The next step on my Lora Logic journey was a few weeks ago, when I watched the 1983 film Born in Flames (which I wrote about in my staff pick in January. That movie, which I loved, had a title song by the Red Crayola on which Lora Logic sang, and I loved the track too. So Lora Logic was already on my mind, then I read a brief mention of Lora Logic’s 1982 solo LP, Pedigree Charm, in a book. I sampled it online and ordered a copy on Discogs, which cost $15. Since it arrived I’ve been listening to it a lot and I like it. Pedigree Charm (minus one track) is actually compiled on the Fanfare in the Garden collection I mentioned above, so I heard all this music 20 years ago. But what I brushed off as “not punk” back then now sounds like the punkest, most interesting music I’ve come across in a minute.

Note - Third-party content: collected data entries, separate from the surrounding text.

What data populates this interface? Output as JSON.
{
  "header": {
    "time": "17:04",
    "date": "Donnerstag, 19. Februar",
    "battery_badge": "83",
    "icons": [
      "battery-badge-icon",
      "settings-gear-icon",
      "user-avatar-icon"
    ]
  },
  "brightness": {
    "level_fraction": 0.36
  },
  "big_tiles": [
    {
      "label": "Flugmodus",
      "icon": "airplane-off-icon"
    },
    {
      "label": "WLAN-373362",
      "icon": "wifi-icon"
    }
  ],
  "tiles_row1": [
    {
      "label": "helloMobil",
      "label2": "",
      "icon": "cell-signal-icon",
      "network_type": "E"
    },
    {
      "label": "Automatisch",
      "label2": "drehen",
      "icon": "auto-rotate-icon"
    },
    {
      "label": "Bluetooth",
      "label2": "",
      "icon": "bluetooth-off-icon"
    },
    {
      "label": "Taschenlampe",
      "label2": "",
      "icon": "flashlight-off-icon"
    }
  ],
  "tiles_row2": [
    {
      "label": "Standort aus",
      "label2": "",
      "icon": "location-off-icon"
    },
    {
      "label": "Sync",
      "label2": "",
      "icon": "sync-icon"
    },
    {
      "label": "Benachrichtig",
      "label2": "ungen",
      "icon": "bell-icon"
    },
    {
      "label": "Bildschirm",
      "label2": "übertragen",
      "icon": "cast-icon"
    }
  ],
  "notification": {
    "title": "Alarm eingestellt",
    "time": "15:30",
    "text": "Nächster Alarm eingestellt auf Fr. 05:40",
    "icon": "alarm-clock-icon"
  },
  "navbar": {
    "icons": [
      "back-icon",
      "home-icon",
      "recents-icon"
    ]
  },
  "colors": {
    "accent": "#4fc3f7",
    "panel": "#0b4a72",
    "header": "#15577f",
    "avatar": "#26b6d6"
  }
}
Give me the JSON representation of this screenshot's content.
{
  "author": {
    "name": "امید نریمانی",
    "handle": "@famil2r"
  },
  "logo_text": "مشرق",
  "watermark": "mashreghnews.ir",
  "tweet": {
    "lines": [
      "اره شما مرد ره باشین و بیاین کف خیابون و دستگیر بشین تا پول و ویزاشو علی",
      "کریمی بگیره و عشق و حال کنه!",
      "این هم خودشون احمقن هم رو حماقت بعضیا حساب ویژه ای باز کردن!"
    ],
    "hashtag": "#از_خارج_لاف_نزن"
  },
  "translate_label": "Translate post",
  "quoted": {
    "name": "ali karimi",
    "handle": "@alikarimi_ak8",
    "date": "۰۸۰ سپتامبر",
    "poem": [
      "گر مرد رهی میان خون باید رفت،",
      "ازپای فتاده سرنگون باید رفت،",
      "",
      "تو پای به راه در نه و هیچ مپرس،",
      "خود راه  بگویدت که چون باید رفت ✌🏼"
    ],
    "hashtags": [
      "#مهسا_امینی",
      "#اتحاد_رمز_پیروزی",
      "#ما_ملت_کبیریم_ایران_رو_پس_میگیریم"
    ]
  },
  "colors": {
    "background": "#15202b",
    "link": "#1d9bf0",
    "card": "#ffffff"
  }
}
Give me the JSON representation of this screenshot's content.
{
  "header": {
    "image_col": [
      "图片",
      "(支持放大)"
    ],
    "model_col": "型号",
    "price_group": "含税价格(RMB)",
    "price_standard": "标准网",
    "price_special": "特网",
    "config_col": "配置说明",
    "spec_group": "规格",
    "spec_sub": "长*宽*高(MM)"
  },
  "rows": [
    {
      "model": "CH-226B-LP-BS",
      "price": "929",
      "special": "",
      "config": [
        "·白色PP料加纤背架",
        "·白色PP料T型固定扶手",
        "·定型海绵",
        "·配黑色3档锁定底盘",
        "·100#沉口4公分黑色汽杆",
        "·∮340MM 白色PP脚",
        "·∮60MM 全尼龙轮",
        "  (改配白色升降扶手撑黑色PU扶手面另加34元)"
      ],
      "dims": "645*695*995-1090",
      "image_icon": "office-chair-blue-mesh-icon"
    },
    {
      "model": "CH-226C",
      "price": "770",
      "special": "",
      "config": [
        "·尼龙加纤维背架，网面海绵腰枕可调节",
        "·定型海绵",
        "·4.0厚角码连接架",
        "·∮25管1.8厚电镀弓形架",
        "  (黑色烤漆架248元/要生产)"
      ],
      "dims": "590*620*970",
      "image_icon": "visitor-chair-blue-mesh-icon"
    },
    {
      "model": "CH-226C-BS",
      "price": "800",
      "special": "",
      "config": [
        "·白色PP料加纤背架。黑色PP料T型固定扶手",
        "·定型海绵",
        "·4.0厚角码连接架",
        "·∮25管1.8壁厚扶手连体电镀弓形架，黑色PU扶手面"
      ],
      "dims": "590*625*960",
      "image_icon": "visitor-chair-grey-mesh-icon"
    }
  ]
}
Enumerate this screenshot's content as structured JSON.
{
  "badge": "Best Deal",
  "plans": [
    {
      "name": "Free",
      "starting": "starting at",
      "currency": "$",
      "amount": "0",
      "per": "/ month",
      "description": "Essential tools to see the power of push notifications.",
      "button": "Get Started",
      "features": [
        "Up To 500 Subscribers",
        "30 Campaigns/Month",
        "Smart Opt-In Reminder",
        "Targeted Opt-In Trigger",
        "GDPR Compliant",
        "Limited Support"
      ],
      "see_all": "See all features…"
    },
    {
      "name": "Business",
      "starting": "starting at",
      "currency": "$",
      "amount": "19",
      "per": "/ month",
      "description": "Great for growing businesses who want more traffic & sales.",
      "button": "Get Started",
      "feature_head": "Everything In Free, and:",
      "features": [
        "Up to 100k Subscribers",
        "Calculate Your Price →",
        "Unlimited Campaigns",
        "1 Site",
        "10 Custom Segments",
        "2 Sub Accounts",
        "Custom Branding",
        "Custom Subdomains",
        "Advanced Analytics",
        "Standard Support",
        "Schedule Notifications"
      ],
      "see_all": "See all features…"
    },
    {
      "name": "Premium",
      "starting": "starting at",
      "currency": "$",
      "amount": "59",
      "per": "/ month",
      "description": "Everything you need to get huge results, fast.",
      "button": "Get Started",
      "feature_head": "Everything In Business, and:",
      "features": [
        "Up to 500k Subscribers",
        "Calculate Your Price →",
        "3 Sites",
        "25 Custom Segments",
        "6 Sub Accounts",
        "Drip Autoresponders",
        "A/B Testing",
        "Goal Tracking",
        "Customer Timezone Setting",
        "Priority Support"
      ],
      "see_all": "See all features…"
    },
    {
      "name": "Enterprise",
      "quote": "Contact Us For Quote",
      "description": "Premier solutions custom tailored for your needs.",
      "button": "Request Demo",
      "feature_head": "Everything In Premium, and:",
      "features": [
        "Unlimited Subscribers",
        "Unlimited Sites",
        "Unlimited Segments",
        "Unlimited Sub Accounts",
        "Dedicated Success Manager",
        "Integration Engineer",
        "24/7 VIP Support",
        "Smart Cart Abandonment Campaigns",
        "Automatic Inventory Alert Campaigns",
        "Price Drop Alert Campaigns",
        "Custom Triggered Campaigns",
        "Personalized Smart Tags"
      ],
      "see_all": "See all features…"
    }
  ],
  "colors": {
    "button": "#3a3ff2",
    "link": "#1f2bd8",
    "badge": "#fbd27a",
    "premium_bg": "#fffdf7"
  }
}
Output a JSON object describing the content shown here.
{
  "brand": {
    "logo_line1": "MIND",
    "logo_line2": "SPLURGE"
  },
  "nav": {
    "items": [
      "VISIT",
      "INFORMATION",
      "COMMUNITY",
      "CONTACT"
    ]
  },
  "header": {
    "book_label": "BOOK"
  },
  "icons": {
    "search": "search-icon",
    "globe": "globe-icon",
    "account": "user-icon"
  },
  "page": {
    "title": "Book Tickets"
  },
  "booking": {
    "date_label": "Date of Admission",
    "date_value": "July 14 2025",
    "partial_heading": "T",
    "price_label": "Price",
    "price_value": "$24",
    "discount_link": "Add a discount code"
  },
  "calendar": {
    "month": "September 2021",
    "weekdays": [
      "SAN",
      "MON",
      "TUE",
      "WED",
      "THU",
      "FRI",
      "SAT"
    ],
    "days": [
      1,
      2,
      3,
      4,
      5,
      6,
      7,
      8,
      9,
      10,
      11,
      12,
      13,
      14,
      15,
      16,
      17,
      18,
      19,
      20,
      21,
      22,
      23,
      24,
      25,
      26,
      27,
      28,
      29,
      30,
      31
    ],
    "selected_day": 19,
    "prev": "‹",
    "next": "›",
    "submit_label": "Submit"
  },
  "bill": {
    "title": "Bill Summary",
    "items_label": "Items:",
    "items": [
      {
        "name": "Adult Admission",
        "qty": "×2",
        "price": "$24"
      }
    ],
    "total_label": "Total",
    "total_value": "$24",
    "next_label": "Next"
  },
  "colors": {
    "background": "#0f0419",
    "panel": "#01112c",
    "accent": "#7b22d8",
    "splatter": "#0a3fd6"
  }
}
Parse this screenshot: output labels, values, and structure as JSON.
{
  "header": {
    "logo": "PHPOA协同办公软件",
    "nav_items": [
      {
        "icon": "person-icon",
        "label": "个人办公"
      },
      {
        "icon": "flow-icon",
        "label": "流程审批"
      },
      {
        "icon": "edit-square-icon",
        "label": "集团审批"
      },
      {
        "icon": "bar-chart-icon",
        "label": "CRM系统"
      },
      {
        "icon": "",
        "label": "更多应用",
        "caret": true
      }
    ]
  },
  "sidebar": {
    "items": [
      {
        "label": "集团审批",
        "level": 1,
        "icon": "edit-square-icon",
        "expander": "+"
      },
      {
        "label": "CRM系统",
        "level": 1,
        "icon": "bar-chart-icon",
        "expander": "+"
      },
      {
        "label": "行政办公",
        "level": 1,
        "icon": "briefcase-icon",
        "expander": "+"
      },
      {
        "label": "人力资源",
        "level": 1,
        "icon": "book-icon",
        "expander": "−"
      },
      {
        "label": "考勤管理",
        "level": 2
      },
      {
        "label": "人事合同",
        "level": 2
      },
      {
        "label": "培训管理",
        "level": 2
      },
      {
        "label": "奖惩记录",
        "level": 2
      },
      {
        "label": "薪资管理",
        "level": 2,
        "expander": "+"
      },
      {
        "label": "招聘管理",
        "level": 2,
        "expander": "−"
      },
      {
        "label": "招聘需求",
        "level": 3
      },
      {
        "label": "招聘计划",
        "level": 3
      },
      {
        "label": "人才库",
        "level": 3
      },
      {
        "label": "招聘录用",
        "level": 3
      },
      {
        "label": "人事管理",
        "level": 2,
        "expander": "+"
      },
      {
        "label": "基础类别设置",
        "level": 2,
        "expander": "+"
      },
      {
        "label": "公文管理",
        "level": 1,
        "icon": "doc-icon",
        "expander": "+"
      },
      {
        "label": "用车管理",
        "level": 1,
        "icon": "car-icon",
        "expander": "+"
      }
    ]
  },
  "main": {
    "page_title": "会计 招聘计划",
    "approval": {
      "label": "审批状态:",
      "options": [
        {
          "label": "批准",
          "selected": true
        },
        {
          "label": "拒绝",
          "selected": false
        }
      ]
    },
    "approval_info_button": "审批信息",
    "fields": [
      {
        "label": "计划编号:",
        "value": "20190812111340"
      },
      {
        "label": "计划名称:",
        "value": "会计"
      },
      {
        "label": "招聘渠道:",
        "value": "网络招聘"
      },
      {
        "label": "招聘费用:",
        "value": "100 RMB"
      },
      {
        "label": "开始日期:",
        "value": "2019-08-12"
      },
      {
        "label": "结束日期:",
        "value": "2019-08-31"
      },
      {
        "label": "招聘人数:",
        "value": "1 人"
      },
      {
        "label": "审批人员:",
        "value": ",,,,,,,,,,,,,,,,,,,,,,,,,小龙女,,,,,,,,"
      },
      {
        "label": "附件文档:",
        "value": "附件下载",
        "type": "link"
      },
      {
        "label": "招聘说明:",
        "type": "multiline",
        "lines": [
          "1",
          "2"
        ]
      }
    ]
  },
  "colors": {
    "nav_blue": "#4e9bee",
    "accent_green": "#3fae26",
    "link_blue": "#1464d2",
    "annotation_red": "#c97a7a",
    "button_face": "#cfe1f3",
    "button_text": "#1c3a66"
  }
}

I can see why a cursory listen to to these tracks might not lead me to investigate further, because Pedigree Charm sounds like a product of the early 80s. While the playing is organic (there are synthesizers, but no drum machines and it doesn’t sound robotic), the sounds are clear, compressed, and tight, like a polished 80s studio recording. This is particularly true of the bass tone, which is full of the funk grooves and string popping that played such a big role in the post-Gang of Four musical landscape, but with a clean, compact tone that wouldn’t be out of place on a Phil Collins record.
The thing is, though, even if the production is sterile, the band plays with fire and passion. Most of the songs here are quite fast and the band plays hard, not sounding like bored session players, but skilled and engaged studio musicians. And then there’s Lora Logic’s contribution on vocals and saxophone, which would spice up even the most mundane backing tracks. People often comment on the sense of unrestrained joy that characterizes Lora Logic’s music, and that’s very much in effect here, but as both a saxophonist and a vocalist she has a Miles Davis-like way of deploying a simple melodic line that forces you to hear what all the other instruments are doing in a new way. I am infatuated with her sense of melody and now that I’ve discovered that I feel like I need to hear everything she ever played on.
As I was researching this morning, more of my picture of Lora Logic’s music came into focus. I learned that not only did she play in X-Ray Spex and record with Essential Logic, the Red Krayola, and as a solo artist, but she was also a prolific guest musician. She had a habit of working with cutting edge bands, playing on records by the Raincoats, Swell Maps, Scritti Politti, and Dennis Bovell. She even laid down some sax on Finnish punk band Kollaa Kestää’s debut LP, Jäähyväiset Aseille!
And thus one record bought leads to a dozen more on the want list.